Kaplumbağa adamın hikayesi... O vicdanlıydı sistem gaddar

Kaplumbağa ölmesin diye yaşamını yitiren Kemal Divrikli’nin hikâyesi devletin ayrımcı yüzünü bir kez daha gözler önüne serdi. Cezaevindeki oğluna, cenaze cemevinden kaldırılacak diye izin verilmek istenmedi. Zorla çıkan iznin ardından cenazede insanların ağlaması bile yasaklandı.

Yayınlanma: 12.07.2015 - 00:12
Abone Ol google-news

Aleviliğe talep edilen dini statünün verilmemesi, yine yakın tarihte yaşanan hazin bir vakada, can sıkıcı bir engeller serisi teşkil etti. Hatırlayanlar hatırlayacaktır, geçen ay Balıkesir Altınoluk’ta trafik kazasında hayatını kaybeden, artık “Kaplumbağa Adam” olarak anılan Kemal Divrikli’nin hikayesini...

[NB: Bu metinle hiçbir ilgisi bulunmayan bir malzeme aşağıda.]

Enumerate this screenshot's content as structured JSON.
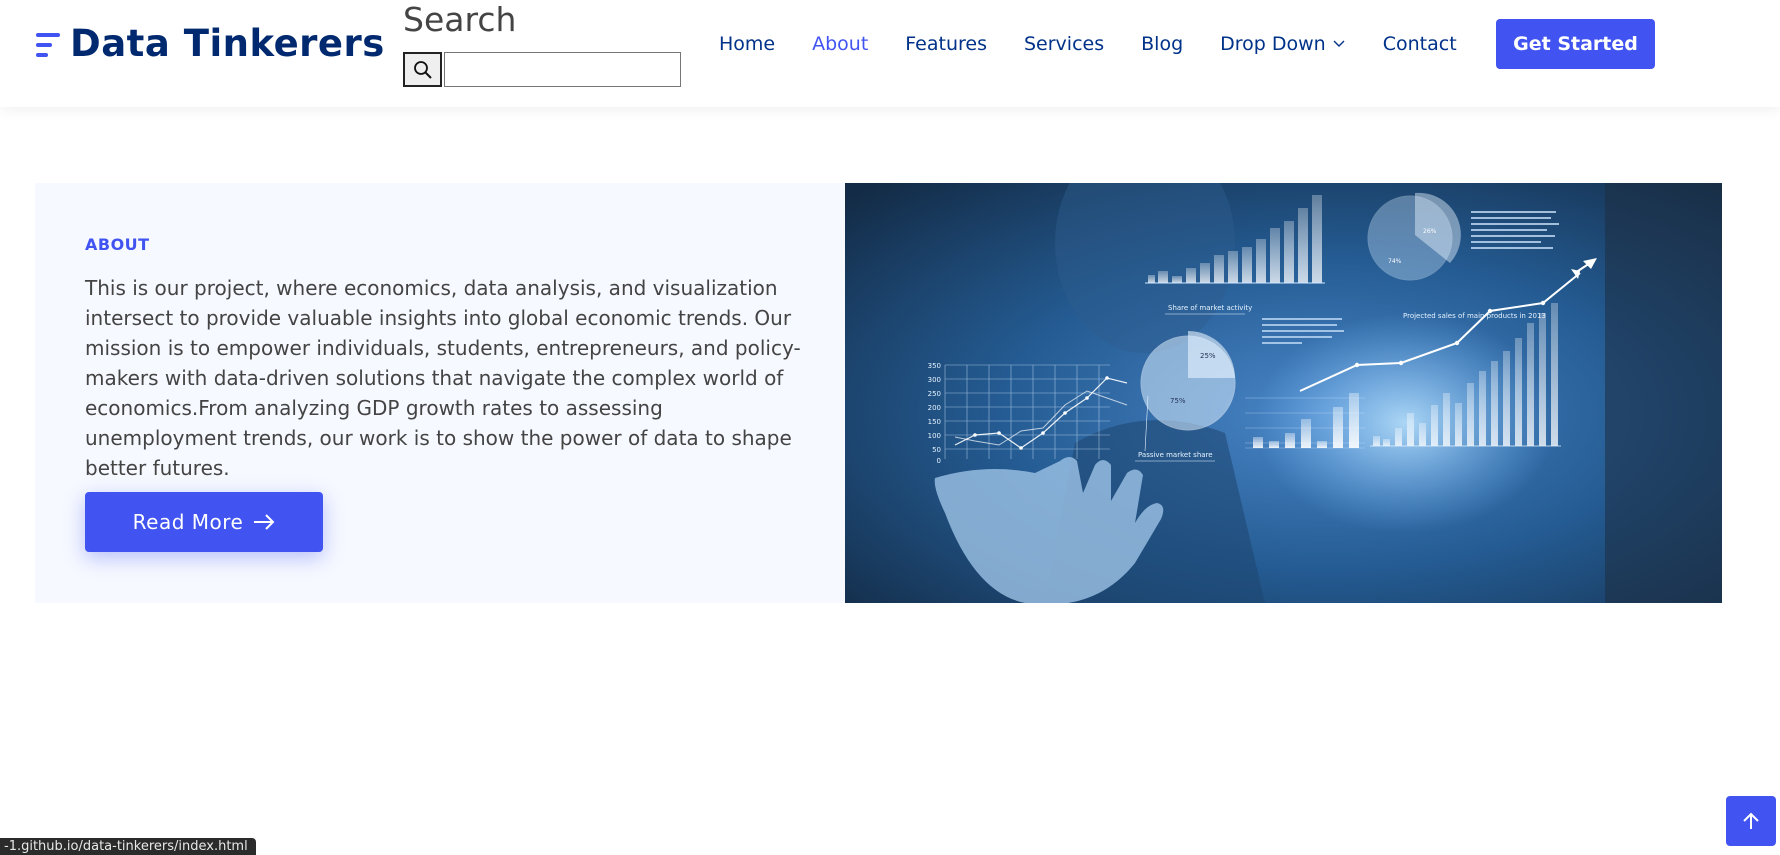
{
  "header": {
    "logo_text": "Data Tinkerers",
    "search": {
      "title": "Search",
      "input_value": "",
      "placeholder": ""
    },
    "nav": [
      {
        "label": "Home",
        "active": false
      },
      {
        "label": "About",
        "active": true
      },
      {
        "label": "Features",
        "active": false
      },
      {
        "label": "Services",
        "active": false
      },
      {
        "label": "Blog",
        "active": false
      },
      {
        "label": "Drop Down",
        "active": false,
        "has_dropdown": true
      },
      {
        "label": "Contact",
        "active": false
      }
    ],
    "cta_label": "Get Started"
  },
  "about": {
    "heading": "ABOUT",
    "body": "This is our project, where economics, data analysis, and visualization intersect to provide valuable insights into global economic trends. Our mission is to empower individuals, students, entrepreneurs, and policy-makers with data-driven solutions that navigate the complex world of economics.From analyzing GDP growth rates to assessing unemployment trends, our work is to show the power of data to shape better futures.",
    "button_label": "Read More",
    "image": {
      "chart_labels": {
        "share_of_market": "Share of market activity",
        "passive_market": "Passive market share",
        "projected_sales": "Projected sales of main products in 2013",
        "pie_small_a": "25%",
        "pie_small_b": "75%"
      }
    }
  },
  "status_bar": {
    "url": "-1.github.io/data-tinkerers/index.html"
  },
  "colors": {
    "accent": "#4154f1",
    "nav_text": "#012970",
    "body_text": "#444444",
    "section_bg": "#f6f9ff"
  },
  "icons": {
    "search": "search-icon",
    "chevron": "chevron-down-icon",
    "arrow": "arrow-right-icon",
    "back_to_top": "arrow-up-icon"
  }
}
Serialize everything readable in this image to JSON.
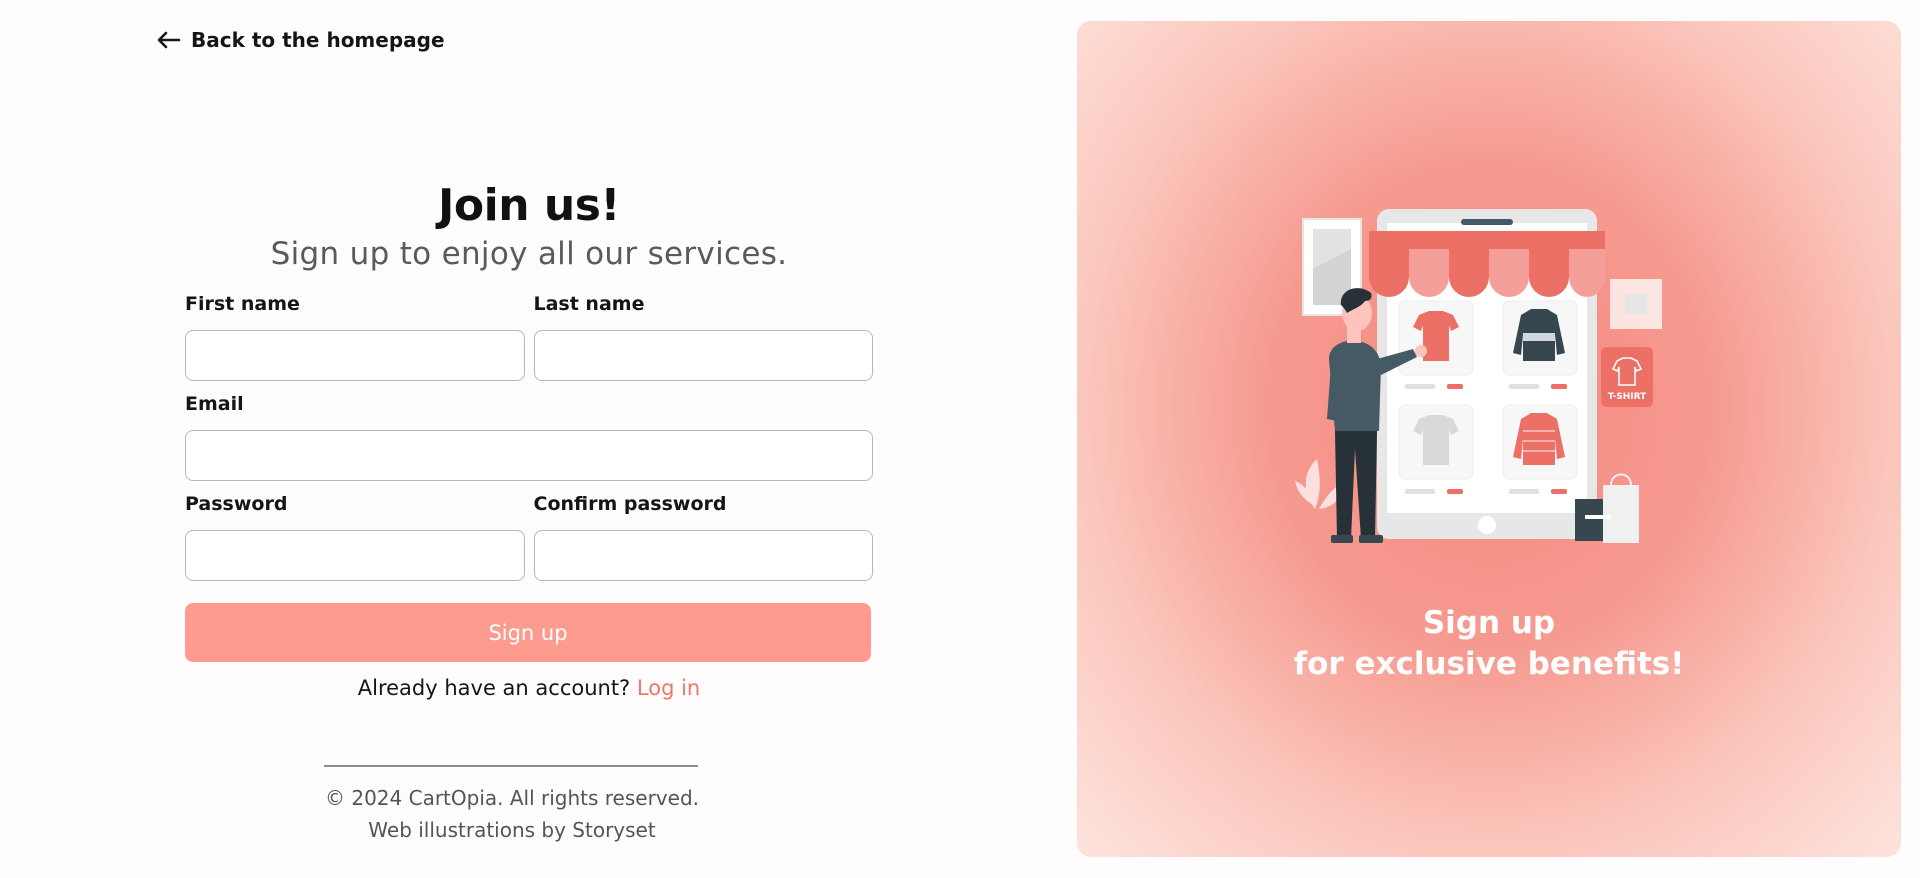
{
  "nav": {
    "back_label": "Back to the homepage"
  },
  "form": {
    "title": "Join us!",
    "subtitle": "Sign up to enjoy all our services.",
    "first_name_label": "First name",
    "last_name_label": "Last name",
    "email_label": "Email",
    "password_label": "Password",
    "confirm_password_label": "Confirm password",
    "first_name_value": "",
    "last_name_value": "",
    "email_value": "",
    "password_value": "",
    "confirm_password_value": "",
    "submit_label": "Sign up",
    "login_prompt": "Already have an account?",
    "login_link": "Log in"
  },
  "footer": {
    "copyright": "© 2024 CartOpia. All rights reserved.",
    "credit": "Web illustrations by Storyset"
  },
  "promo": {
    "line1": "Sign up",
    "line2": "for exclusive benefits!",
    "badge_text": "T-SHIRT"
  },
  "colors": {
    "accent": "#fe9b8f",
    "link": "#f0786b",
    "promo_center": "#f4877d",
    "promo_edge": "#fde4dd"
  }
}
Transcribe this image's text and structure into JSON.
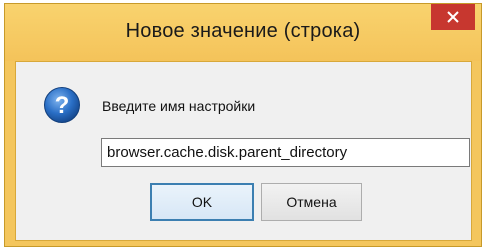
{
  "window": {
    "title": "Новое значение (строка)",
    "close_icon": "close-icon"
  },
  "dialog": {
    "icon": "question-icon",
    "prompt": "Введите имя настройки",
    "input_value": "browser.cache.disk.parent_directory",
    "ok_label": "OK",
    "cancel_label": "Отмена"
  },
  "colors": {
    "title_bar": "#f4c35a",
    "close_button": "#c7372f",
    "icon_blue": "#1f5fb3",
    "ok_border": "#3c7fb1"
  }
}
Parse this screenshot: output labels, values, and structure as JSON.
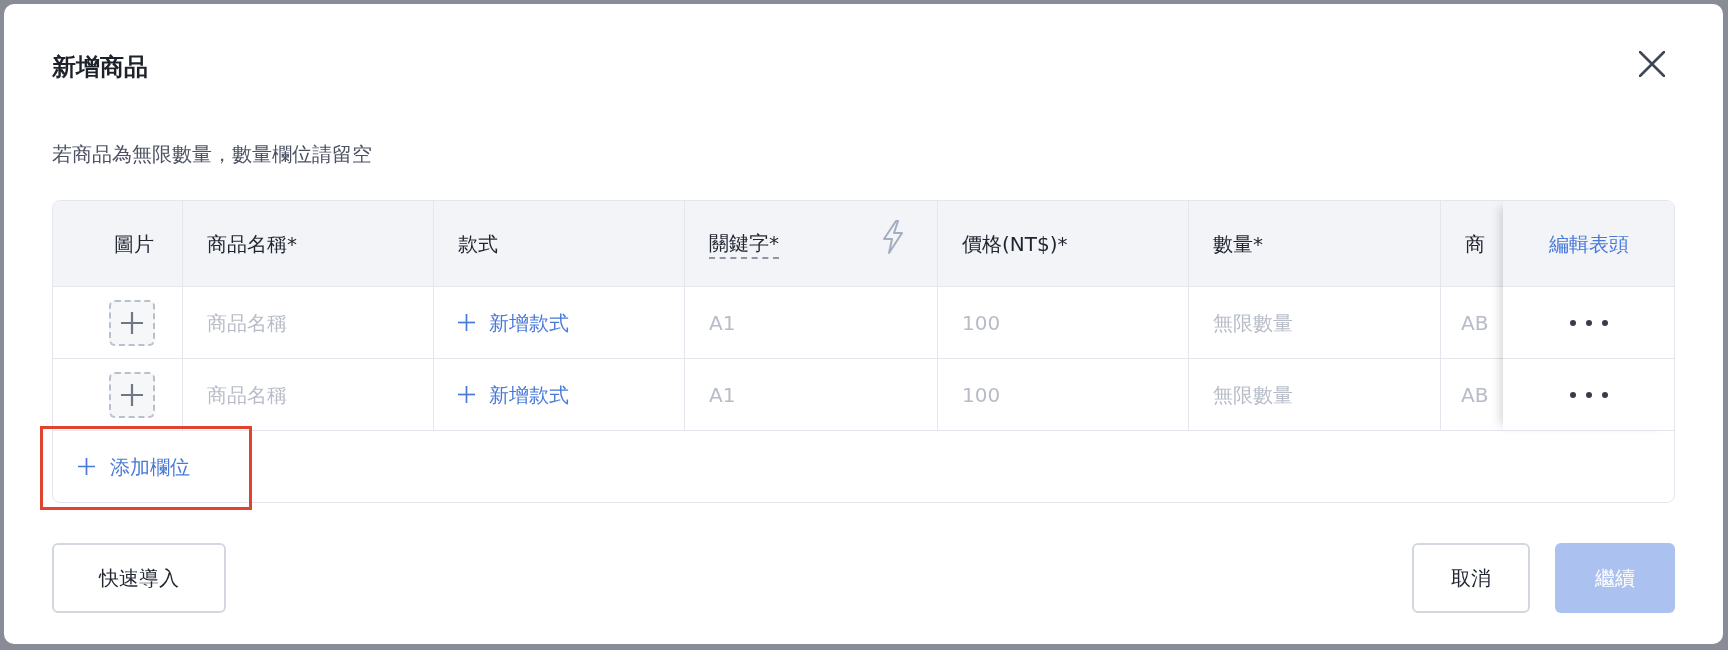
{
  "dialog": {
    "title": "新增商品",
    "note": "若商品為無限數量，數量欄位請留空"
  },
  "table": {
    "columns": [
      {
        "label": "圖片",
        "kind": "plain"
      },
      {
        "label": "商品名稱*",
        "kind": "plain"
      },
      {
        "label": "款式",
        "kind": "plain"
      },
      {
        "label": "關鍵字*",
        "kind": "keyword"
      },
      {
        "label": "價格(NT$)*",
        "kind": "plain"
      },
      {
        "label": "數量*",
        "kind": "plain"
      },
      {
        "label": "商",
        "kind": "plain"
      }
    ],
    "header_action": "編輯表頭",
    "rows": [
      {
        "name_placeholder": "商品名稱",
        "variant_button": "新增款式",
        "keyword_placeholder": "A1",
        "price_placeholder": "100",
        "quantity_placeholder": "無限數量",
        "column_7_placeholder": "AB"
      },
      {
        "name_placeholder": "商品名稱",
        "variant_button": "新增款式",
        "keyword_placeholder": "A1",
        "price_placeholder": "100",
        "quantity_placeholder": "無限數量",
        "column_7_placeholder": "AB"
      }
    ]
  },
  "add_column": {
    "label": "添加欄位",
    "highlighted": true
  },
  "footer": {
    "import_button": "快速導入",
    "cancel_button": "取消",
    "continue_button": {
      "label": "繼續",
      "disabled": true
    }
  }
}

Haberi atlamışlar için: Kemal Divrikli, 7 Haziran’daki seçim günü gönüllü sandık görevlisidir. Vazife başından kendi oyunu kullanacağı sandığa gitmek için bir süreliğine ayrılması gerekir. Hayatını toka ettiği kaplumbağayla da bu sırada karşılaşır. Bir arkadaşıyla birlikte oyunu kullanmak üzere otomobilde giderken, yan şeritte bir kaplumbağa görür. Ezilmesin diye kaplumbağayı yoldan alıp kenara koymaya çalışırken virajın ve yamacın oluşturduğu kör noktadan dolayı, bir gencin kullandığı motosiklet, Kemal Divrikli’ye tam kafasından çarpar. Kazanın ardından doktorların ilk söylediği, kurtulmasının mucizeye bağlı olduğudur. Tomografiden sonra ümitler bir nebze artar, hayati tehlikenin sürdüğü fakat ödem inerse bir şansı olabileceği telaffuz edilir. Uyutulup hayata dönmesinin beklendiği sekiz günlük süreç, büyük bir kalabalığın beklediği müjdeye vesile olmaz maalesef. Kemal Divrikli’nin kızı Derya Divrikli Gül umutlarını hiç kesmediklerini söylüyor: “Babam çok sevilen bir insandı. Türkiye’nin her yerinden gelenler oldu, acil servis kantininin yarısını işgal ettik. Bir ara, hastanenin bahçesine çadır mı kursak diye düşündük gelenler için.”

 

Oğlu, son nefesinde görebilsin diye

Bir haftanın ardından çekilen ikinci tomografide normalde 1,5 kg çekmesi gereken beyninin 2.6 kg ağırlığa ulaştığı, kanamanın tüm beyne yayıldığı görülür. Doktorların yaşaması için maksimum beş gün tanıdıklarını söylemelerinin üzerinden iki saat geçmeden de beyin ölümü gerçekleşir. Aile, Kemal Divrikli’nin organlarını bağışlamaya karar verir. Bir yandan da Divrikli’nin 10 aylık bir mahkumiyetten dolayı Burhaniye E Tipi Kapalı Cezaevi’nde bulunan oğlu Doğan Divrikli’nin, babasını makineye bağlı olsa da son kez nefes alırken görebilmesi için izin alabilmek için işlemlerle uğraşmaya koyulurlar.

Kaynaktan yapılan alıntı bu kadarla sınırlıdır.